Throughout my time at Duke, my commitment to developing and improving my own pedagogy has taken me out of the standard seminar room. Much of my teaching has been enriched by my experiences working one-on-one with students. Having worked in Duke’s Thompson Writing Studio, I learned first-hand the value of providing students a non-evaluative space to work on their own writing. As a mentor to student-athletes, I have worked closely with students to help them develop the broader academic skills – time management, goal-setting, study habits – that often are deprioritized in individual classrooms but are just as essential to student success, and I’ve integrated some of those strategies into the planning of my own classes. My experience completing the Certificate of College Teaching has given me a framework for bringing together my varied pedagogic experiences and strengths into my classroom, which was further augmented by the opportunities provided by the program to observe the classrooms of colleagues in other departments. As a Fellow of Duke’s Preparing Future Faculty program, I worked closely with a peer mentor at NC State to broaden my own pedagogic questions: how are decisions about teaching brought up and out to the broader faculty level? How do departmental decisions affect the ability for individual teachers to be successful? How can effective interdisciplinary teaching engage students across majors, and what does it look like? What does teaching look like now, as budgets tighten and hybrid online models must be developed and revised rapidly in response to student needs?

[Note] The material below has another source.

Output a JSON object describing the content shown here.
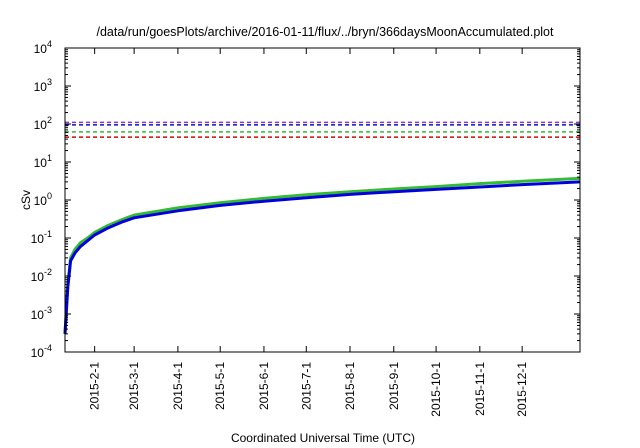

Each student brings their own perspective to everything we read and every moment of class; my students teach each other and learn from each other. They lead high-level discussions of texts in my field of the Contemporary Anglophone novel. They talk to each other and think with each other about what it meant to live in a world full of other people. They investigate how literature might shape our ideas of the world, and how they each might present and write their own ideas to one another. As one student put it, “the most important thing I learned from this class was how to find relationships between things that I normally would think have no connection,” and that this challenge was in fact “refreshing.” As I’ve said, students are the most important people in the classroom because at its core, teaching is a fundamentally ethical act, a collision between people that, when done right, results in all of the perspectives in the classroom – including my own – becoming more informed, more thoughtful, and more nuanced in what they know and how they know the world. I agree, I find that refreshing as well.